Engineering Strategic Hiring Initiative Seminar

Erman Ayday, Ph.D.
Holistic Privacy and Security in the Age of Big Data: From Social Networks to Digital Medicine
Bilkent University
White 411
11:30 AM - 12:30 PM
March 23, 2017

In the first part of this talk, I will discuss our research on de-anonymization and inference attacks and privacy risk quantification. First, I will present a novel profile matching scheme that quantifies and shows the risk of the profile matching attack in unstructured social networks (in which similarity in graphical structure cannot be used for profile matching). I will show how much different attributes (both obvious identifiers such as the user name and non-obvious identifiers such as interest similarity or sentiment variation between different posts of users) threaten the online privacy of the users. I will also show how simple countermeasures may mitigate this threat in the expense of slight reduction in the accuracy (or utility) of the attributes shared by the users.

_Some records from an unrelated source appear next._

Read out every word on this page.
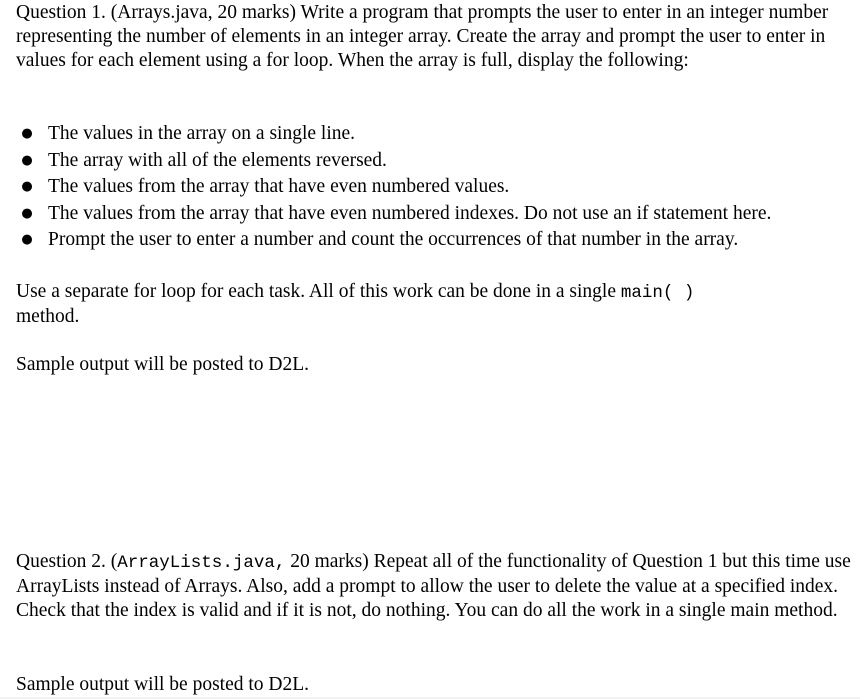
Question 1. (Arrays.java, 20 marks) Write a program that prompts the user to enter in an integer number representing the number of elements in an integer array. Create the array and prompt the user to enter in values for each element using a for loop. When the array is full, display the following:

● The values in the array on a single line.
● The array with all of the elements reversed.
● The values from the array that have even numbered values.
● The values from the array that have even numbered indexes. Do not use an if statement here.
● Prompt the user to enter a number and count the occurrences of that number in the array.

Use a separate for loop for each task. All of this work can be done in a single main( )
method.

Sample output will be posted to D2L.

Question 2. (ArrayLists.java, 20 marks) Repeat all of the functionality of Question 1 but this time use ArrayLists instead of Arrays. Also, add a prompt to allow the user to delete the value at a specified index. Check that the index is valid and if it is not, do nothing. You can do all the work in a single main method.

Sample output will be posted to D2L.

Once anonymized data (or profile) of an individual is re-identified, the privacy risk is not typically limited to the target person; the risk also extends to the dependents (e.g., friends or family) of the individual. To illustrate this, next, I will present a novel inference attack that aims a unique type of sensitive data: DNA. In particular, I will focus on inference attacks and quantification of kin genomic privacy, using information theoretical tools. I will show how vulnerable the genomic privacy of individuals is due to genomic data shared by their relatives, and data available on online social networks. For this, we propose an algorithm to model such an attack using (i) available genomic data of a subset of family members, (ii) high order correlations between the nucleotides on the DNA, (iii) phenotype information, and (iv) publicly known genomic background. For the efficiency of such an algorithm, we represent this attack as an inference problem and develop a novel graph-based algorithm.

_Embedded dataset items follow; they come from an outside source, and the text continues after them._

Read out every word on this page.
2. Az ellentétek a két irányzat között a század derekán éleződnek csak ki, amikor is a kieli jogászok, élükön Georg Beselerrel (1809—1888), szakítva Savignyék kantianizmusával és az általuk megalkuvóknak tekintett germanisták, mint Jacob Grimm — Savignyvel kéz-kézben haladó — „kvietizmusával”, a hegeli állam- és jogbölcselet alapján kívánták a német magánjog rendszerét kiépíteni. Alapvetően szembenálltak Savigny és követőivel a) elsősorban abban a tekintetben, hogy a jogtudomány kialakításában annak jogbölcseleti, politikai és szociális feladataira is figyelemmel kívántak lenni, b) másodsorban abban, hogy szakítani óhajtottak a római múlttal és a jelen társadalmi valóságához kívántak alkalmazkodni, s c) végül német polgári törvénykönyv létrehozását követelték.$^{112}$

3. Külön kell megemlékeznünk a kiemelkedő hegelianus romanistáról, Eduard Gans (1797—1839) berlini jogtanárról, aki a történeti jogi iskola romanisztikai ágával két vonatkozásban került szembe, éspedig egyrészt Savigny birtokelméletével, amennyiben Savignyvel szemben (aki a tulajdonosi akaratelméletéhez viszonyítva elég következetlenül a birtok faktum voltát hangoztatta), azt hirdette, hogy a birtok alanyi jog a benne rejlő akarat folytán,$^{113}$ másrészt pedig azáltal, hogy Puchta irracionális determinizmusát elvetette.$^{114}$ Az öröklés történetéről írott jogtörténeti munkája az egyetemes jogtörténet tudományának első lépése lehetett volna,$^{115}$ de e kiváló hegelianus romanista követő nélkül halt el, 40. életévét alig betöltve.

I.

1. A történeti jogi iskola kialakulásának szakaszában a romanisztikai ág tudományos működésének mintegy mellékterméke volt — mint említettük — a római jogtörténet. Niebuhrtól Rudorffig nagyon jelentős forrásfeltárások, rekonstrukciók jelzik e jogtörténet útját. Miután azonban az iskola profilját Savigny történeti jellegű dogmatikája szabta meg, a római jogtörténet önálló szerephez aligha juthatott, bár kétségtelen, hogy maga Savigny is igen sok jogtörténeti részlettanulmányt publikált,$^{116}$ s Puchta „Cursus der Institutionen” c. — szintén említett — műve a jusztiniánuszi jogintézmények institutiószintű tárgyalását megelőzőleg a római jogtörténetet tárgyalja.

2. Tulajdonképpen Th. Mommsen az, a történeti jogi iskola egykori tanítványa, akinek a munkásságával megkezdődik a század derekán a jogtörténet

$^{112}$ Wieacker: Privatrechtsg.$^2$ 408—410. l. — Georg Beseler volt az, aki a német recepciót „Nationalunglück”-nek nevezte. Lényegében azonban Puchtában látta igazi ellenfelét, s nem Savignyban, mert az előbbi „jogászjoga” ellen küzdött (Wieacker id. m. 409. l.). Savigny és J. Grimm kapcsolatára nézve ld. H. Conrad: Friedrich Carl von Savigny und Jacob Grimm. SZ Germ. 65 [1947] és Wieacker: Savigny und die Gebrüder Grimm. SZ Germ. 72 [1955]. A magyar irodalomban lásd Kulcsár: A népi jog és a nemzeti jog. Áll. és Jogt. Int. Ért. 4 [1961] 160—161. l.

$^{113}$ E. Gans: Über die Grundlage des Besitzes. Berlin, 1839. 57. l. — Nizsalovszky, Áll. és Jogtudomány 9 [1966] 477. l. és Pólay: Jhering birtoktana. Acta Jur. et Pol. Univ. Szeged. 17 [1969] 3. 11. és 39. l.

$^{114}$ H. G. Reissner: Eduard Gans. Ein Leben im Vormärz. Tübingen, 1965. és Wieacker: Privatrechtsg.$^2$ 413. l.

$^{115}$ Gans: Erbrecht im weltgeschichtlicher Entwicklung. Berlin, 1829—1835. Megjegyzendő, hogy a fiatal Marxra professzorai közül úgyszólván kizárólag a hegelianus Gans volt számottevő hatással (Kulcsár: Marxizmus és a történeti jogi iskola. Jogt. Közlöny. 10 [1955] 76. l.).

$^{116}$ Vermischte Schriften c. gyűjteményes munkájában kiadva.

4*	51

In the remaining of the talk, I will introduce a new protection mechanism, GenoGuard, based on a newly proposed cryptographic primitive called honey-encryption. Considering the high sensitivity and longevity of health-related data, GenoGuard is able to provide security against brute-force attacks (by attackers with unlimited computational power). I will also discuss about our ongoing research about its extensions such as privacy-preserving database update and synthetic data generation.


Erman Ayday is an assistant professor of computer science at Bilkent University, Ankara, Turkey. Before that he was a post-doctoral Researcher at EPFL, Switzerland, working with Prof. Jean-Pierre Hubaux.

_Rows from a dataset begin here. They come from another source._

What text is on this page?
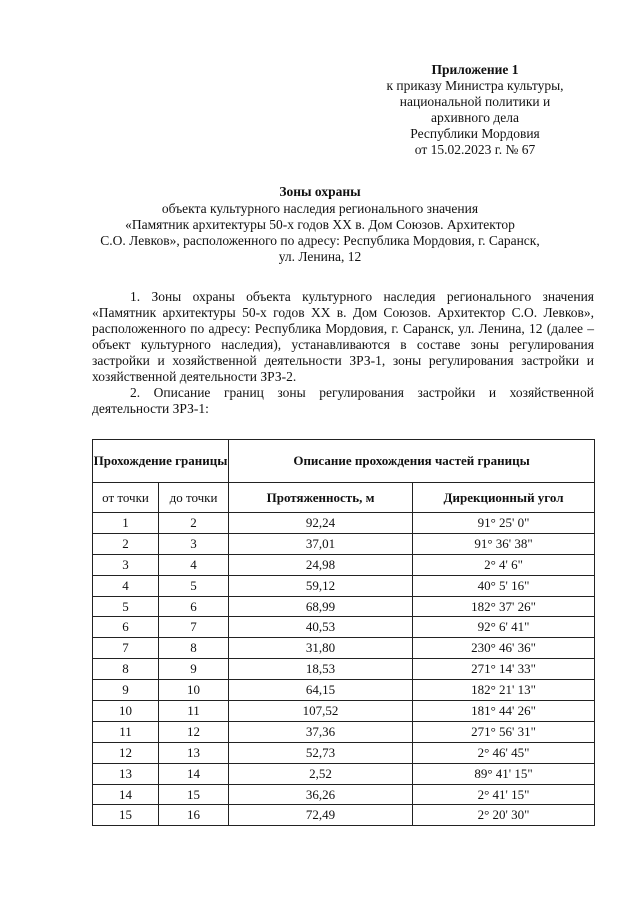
Приложение 1
к приказу Министра культуры,
национальной политики и
архивного дела
Республики Мордовия
от 15.02.2023 г. № 67
Зоны охраны
объекта культурного наследия регионального значения
«Памятник архитектуры 50-х годов XX в. Дом Союзов. Архитектор
С.О. Левков», расположенного по адресу: Республика Мордовия, г. Саранск,
ул. Ленина, 12

1. Зоны охраны объекта культурного наследия регионального значения «Памятник архитектуры 50-х годов XX в. Дом Союзов. Архитектор С.О. Левков», расположенного по адресу: Республика Мордовия, г. Саранск, ул. Ленина, 12 (далее – объект культурного наследия), устанавливаются в составе зоны регулирования застройки и хозяйственной деятельности ЗРЗ-1, зоны регулирования застройки и хозяйственной деятельности ЗРЗ-2.

2. Описание границ зоны регулирования застройки и хозяйственной деятельности ЗРЗ-1:

Прохождение границы		Описание прохождения частей границы	
от точки	до точки	Протяженность, м	Дирекционный угол
1	2	92,24	91° 25' 0"
2	3	37,01	91° 36' 38"
3	4	24,98	2° 4' 6"
4	5	59,12	40° 5' 16"
5	6	68,99	182° 37' 26"
6	7	40,53	92° 6' 41"
7	8	31,80	230° 46' 36"
8	9	18,53	271° 14' 33"
9	10	64,15	182° 21' 13"
10	11	107,52	181° 44' 26"
11	12	37,36	271° 56' 31"
12	13	52,73	2° 46' 45"
13	14	2,52	89° 41' 15"
14	15	36,26	2° 41' 15"
15	16	72,49	2° 20' 30"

He received his M.S. and Ph.D. degrees from School of Electrical and Computer Engineering (ECE), Georgia Institute of Technology, Atlanta, GA, in 2007 and 2011, respectively under the supervision of Dr. Faramarz Fekri. Erman’s research interests include privacy-enhancing technologies (including big data and genomic privacy), applied cryptography and data security, trust and reputation management, and inference from big data.

Erman is the recipient of Distinguished Student Paper Award at IEEE S&P 2015, 2010 Outstanding Research Award from CSIP at Georgia Tech, and 2011 ECE Graduate Research Assistant Excellence Award from Georgia Tech.

Erman has published more than 50 peer-reviewed papers in prestigious venues including ACM CCS, IEEE S&P, and IEEE TDSC. He has been also serving in the program committee of many conferences including ACM CCS, NDSS, and AsiaCCS. Other various accomplishments of Erman include several patents, research grants, and H2020 Marie Curie individual fellowship.